Returning back to previous levels in games is a common thing, I know. But returning back to previous levels and trying to play them backwards can be disorienting, confusing, and frustrating. Puzzles I’d solved hours earlier were now half solved coming from the other direction, and I found myself walking around the same sections of the same levels over and over again, trying to find my way back down. It was difficult to maneuver backwards because without markers, without the forward momentum of the monitor eyes, I felt listless and confused, unable to decide which direction to take. The levels became confusing shells, trapping me as I wandered, trying to find the exit to the floors below.

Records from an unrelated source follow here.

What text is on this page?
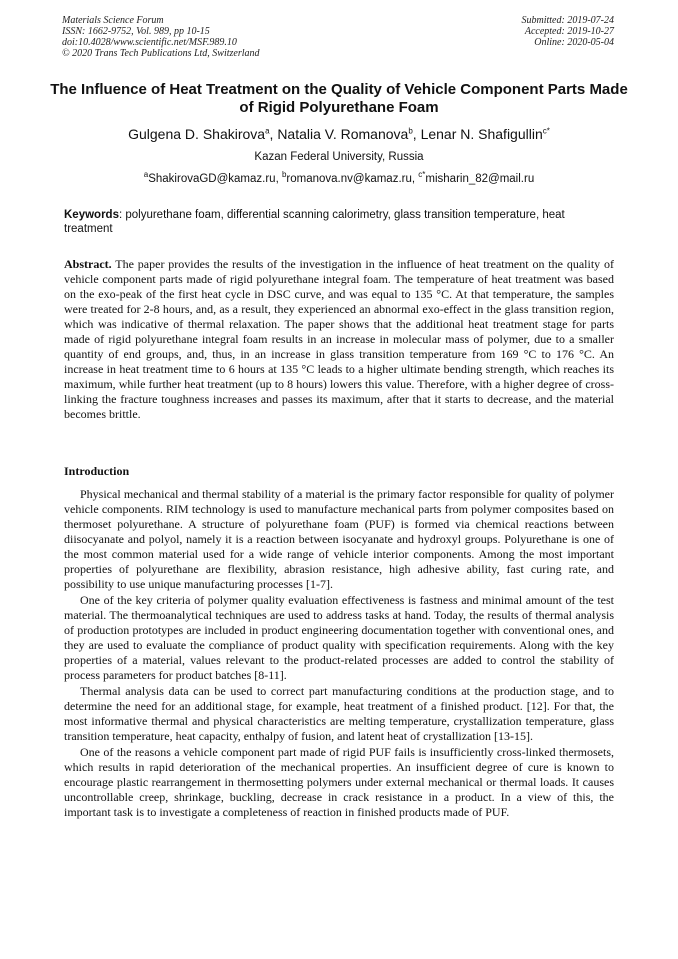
Materials Science Forum
ISSN: 1662-9752, Vol. 989, pp 10-15
doi:10.4028/www.scientific.net/MSF.989.10
© 2020 Trans Tech Publications Ltd, Switzerland
Submitted: 2019-07-24
Accepted: 2019-10-27
Online: 2020-05-04
The Influence of Heat Treatment on the Quality of Vehicle Component Parts Made of Rigid Polyurethane Foam
Gulgena D. Shakirova$^a$, Natalia V. Romanova$^b$, Lenar N. Shafigullin$^{c*}$
Kazan Federal University, Russia
$^a$ShakirovaGD@kamaz.ru, $^b$romanova.nv@kamaz.ru, $^{c*}$misharin_82@mail.ru
Keywords: polyurethane foam, differential scanning calorimetry, glass transition temperature, heat treatment

Abstract. The paper provides the results of the investigation in the influence of heat treatment on the quality of vehicle component parts made of rigid polyurethane integral foam. The temperature of heat treatment was based on the exo-peak of the first heat cycle in DSC curve, and was equal to 135 °C. At that temperature, the samples were treated for 2-8 hours, and, as a result, they experienced an abnormal exo-effect in the glass transition region, which was indicative of thermal relaxation. The paper shows that the additional heat treatment stage for parts made of rigid polyurethane integral foam results in an increase in molecular mass of polymer, due to a smaller quantity of end groups, and, thus, in an increase in glass transition temperature from 169 °C to 176 °C. An increase in heat treatment time to 6 hours at 135 °C leads to a higher ultimate bending strength, which reaches its maximum, while further heat treatment (up to 8 hours) lowers this value. Therefore, with a higher degree of cross-linking the fracture toughness increases and passes its maximum, after that it starts to decrease, and the material becomes brittle.

Introduction

Physical mechanical and thermal stability of a material is the primary factor responsible for quality of polymer vehicle components. RIM technology is used to manufacture mechanical parts from polymer composites based on thermoset polyurethane. A structure of polyurethane foam (PUF) is formed via chemical reactions between diisocyanate and polyol, namely it is a reaction between isocyanate and hydroxyl groups. Polyurethane is one of the most common material used for a wide range of vehicle interior components. Among the most important properties of polyurethane are flexibility, abrasion resistance, high adhesive ability, fast curing rate, and possibility to use unique manufacturing processes [1-7].

One of the key criteria of polymer quality evaluation effectiveness is fastness and minimal amount of the test material. The thermoanalytical techniques are used to address tasks at hand. Today, the results of thermal analysis of production prototypes are included in product engineering documentation together with conventional ones, and they are used to evaluate the compliance of product quality with specification requirements. Along with the key properties of a material, values relevant to the product-related processes are added to control the stability of process parameters for product batches [8-11].

Thermal analysis data can be used to correct part manufacturing conditions at the production stage, and to determine the need for an additional stage, for example, heat treatment of a finished product. [12]. For that, the most informative thermal and physical characteristics are melting temperature, crystallization temperature, glass transition temperature, heat capacity, enthalpy of fusion, and latent heat of crystallization [13-15].

One of the reasons a vehicle component part made of rigid PUF fails is insufficiently cross-linked thermosets, which results in rapid deterioration of the mechanical properties. An insufficient degree of cure is known to encourage plastic rearrangement in thermosetting polymers under external mechanical or thermal loads. It causes uncontrollable creep, shrinkage, buckling, decrease in crack resistance in a product. In a view of this, the important task is to investigate a completeness of reaction in finished products made of PUF.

I finished what the game asked of me, thinking that now, here I was, at the end of the game. I was surprised and deflated to find I had another ten floors to play, each one more deadly and complicated than the last. At the end of that, I didn’t get my hopes up, so when yet another section of game opened up – culminating in an ending that made little sense and was undermined but what had already transpired at the end of the previous section – I was unsurprised. I slogged through the ending, watched the credits, and was both unmoved and unimpressed by the final cutscene.
Disappointment plagued me for the last six hours of a 16 hour game. I confess to suffering from endgame syndrome on previous occasions, but typically with games that were 25-hour-long RPGs. The empty repetition, the needlessly tacked on levels, and the lack of a coherent story made Lost In Shadow nearly unplayable. It felt like – and I do not say this to be ironic – the shadow of a game.

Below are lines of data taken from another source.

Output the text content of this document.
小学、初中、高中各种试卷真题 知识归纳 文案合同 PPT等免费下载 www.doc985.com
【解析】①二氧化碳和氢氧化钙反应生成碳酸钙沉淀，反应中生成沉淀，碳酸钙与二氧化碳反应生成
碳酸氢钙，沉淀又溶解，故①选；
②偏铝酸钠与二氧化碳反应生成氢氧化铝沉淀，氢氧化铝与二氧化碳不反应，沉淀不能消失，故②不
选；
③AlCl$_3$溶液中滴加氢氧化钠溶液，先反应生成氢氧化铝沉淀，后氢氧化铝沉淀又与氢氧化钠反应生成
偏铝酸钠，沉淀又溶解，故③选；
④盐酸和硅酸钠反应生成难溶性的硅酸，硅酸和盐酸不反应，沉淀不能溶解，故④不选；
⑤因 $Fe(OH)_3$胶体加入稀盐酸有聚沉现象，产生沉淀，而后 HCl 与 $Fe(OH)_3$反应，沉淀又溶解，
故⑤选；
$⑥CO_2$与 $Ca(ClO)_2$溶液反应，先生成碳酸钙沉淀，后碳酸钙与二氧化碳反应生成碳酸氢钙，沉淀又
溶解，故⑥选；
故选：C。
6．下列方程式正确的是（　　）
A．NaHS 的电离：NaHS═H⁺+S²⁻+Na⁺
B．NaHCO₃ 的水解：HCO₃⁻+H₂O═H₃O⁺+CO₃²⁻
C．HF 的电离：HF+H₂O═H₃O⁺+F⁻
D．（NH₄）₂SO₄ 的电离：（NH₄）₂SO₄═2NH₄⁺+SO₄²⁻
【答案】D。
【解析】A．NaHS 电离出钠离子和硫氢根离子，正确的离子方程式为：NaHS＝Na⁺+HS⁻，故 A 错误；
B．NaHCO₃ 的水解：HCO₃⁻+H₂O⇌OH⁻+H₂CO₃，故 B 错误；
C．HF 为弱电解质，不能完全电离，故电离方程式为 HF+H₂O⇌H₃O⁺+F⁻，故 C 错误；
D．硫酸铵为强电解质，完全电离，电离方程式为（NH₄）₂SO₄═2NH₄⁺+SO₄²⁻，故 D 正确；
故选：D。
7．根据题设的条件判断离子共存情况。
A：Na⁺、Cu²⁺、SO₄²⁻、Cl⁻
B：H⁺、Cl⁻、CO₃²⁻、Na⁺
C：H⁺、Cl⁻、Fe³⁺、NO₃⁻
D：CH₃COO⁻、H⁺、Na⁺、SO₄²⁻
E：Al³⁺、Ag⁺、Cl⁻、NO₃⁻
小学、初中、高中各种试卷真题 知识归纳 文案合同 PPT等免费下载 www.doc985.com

The game does have some positive aspects to it, though. The graphics are stunning, and the way the shadow of the boy travels on the background of each level can be breathtaking. The developers outdid themselves with their dedication to how accurately portrayed the shadows are. The music, too, is haunting – at times barely discernible, simultaneously echoing and absorbing the game’s profound loneliness. But unlike games like Ico, in which loneliness and vastness of space are successfully achieved, Lost In Shadow has failed to provide a convincing atmosphere.

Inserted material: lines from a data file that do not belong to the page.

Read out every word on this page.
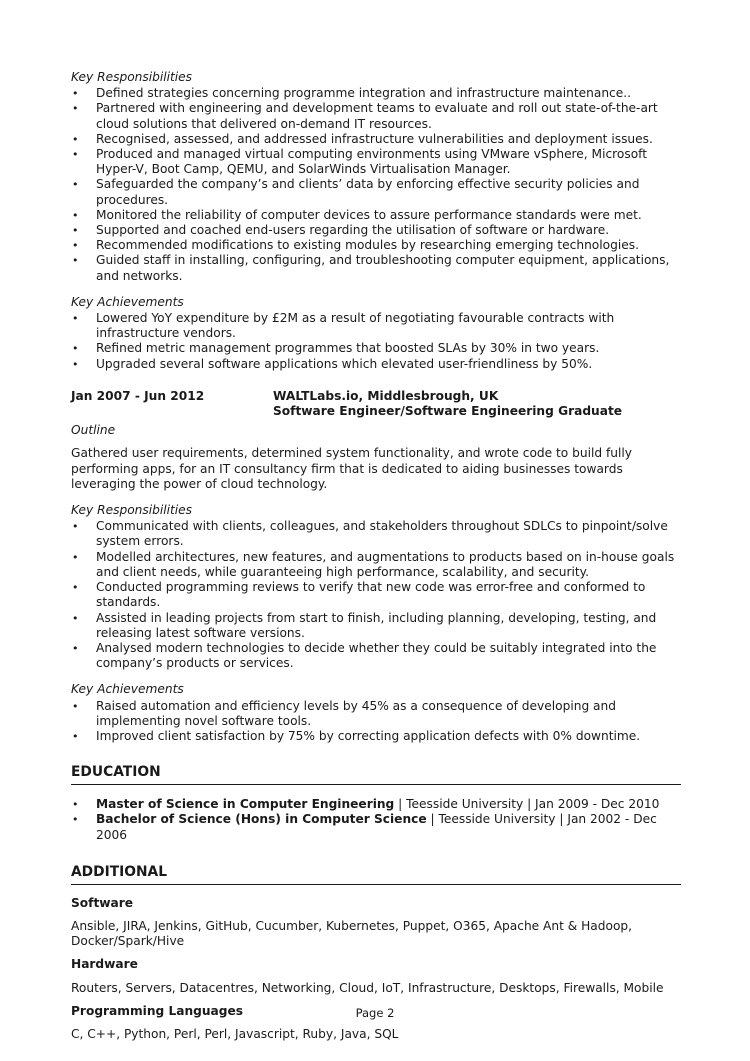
Key Responsibilities
• Defined strategies concerning programme integration and infrastructure maintenance..
• Partnered with engineering and development teams to evaluate and roll out state-of-the-art cloud solutions that delivered on-demand IT resources.
• Recognised, assessed, and addressed infrastructure vulnerabilities and deployment issues.
• Produced and managed virtual computing environments using VMware vSphere, Microsoft Hyper-V, Boot Camp, QEMU, and SolarWinds Virtualisation Manager.
• Safeguarded the company’s and clients’ data by enforcing effective security policies and procedures.
• Monitored the reliability of computer devices to assure performance standards were met.
• Supported and coached end-users regarding the utilisation of software or hardware.
• Recommended modifications to existing modules by researching emerging technologies.
• Guided staff in installing, configuring, and troubleshooting computer equipment, applications, and networks.
Key Achievements
• Lowered YoY expenditure by £2M as a result of negotiating favourable contracts with infrastructure vendors.
• Refined metric management programmes that boosted SLAs by 30% in two years.
• Upgraded several software applications which elevated user-friendliness by 50%.
Jan 2007 - Jun 2012	WALTLabs.io, Middlesbrough, UK
Software Engineer/Software Engineering Graduate
Outline

Gathered user requirements, determined system functionality, and wrote code to build fully performing apps, for an IT consultancy firm that is dedicated to aiding businesses towards leveraging the power of cloud technology.

Key Responsibilities
• Communicated with clients, colleagues, and stakeholders throughout SDLCs to pinpoint/solve system errors.
• Modelled architectures, new features, and augmentations to products based on in-house goals and client needs, while guaranteeing high performance, scalability, and security.
• Conducted programming reviews to verify that new code was error-free and conformed to standards.
• Assisted in leading projects from start to finish, including planning, developing, testing, and releasing latest software versions.
• Analysed modern technologies to decide whether they could be suitably integrated into the company’s products or services.
Key Achievements
• Raised automation and efficiency levels by 45% as a consequence of developing and implementing novel software tools.
• Improved client satisfaction by 75% by correcting application defects with 0% downtime.
EDUCATION
• Master of Science in Computer Engineering | Teesside University | Jan 2009 - Dec 2010
• Bachelor of Science (Hons) in Computer Science | Teesside University | Jan 2002 - Dec 2006
ADDITIONAL
Software
Ansible, JIRA, Jenkins, GitHub, Cucumber, Kubernetes, Puppet, O365, Apache Ant & Hadoop, Docker/Spark/Hive
Hardware
Routers, Servers, Datacentres, Networking, Cloud, IoT, Infrastructure, Desktops, Firewalls, Mobile
Programming Languages
C, C++, Python, Perl, Perl, Javascript, Ruby, Java, SQL
Page 2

Lost In Shadow is a game with much potential, but it is stopped short by its shallowness. Without a story, even solid gameplay and amazing graphics can’t give it the depth it needs to be a success. Despite my harsh criticism, I’m glad I finally got to play it – but I wish it had been able to give me more than an urge to chuck my nunchuk. Those out there who are nostalgic for a game with a high difficulty setting and precision timing for platforming and fighting monsters, who also have 12-16 hours and own a Wii, should consider getting it, or at least renting it. Casual gamers and those faint of heart should not.
Review Disclosure: A retail copy of Lost In Shadow was purchased by Warp Zoned for the purposes of this review.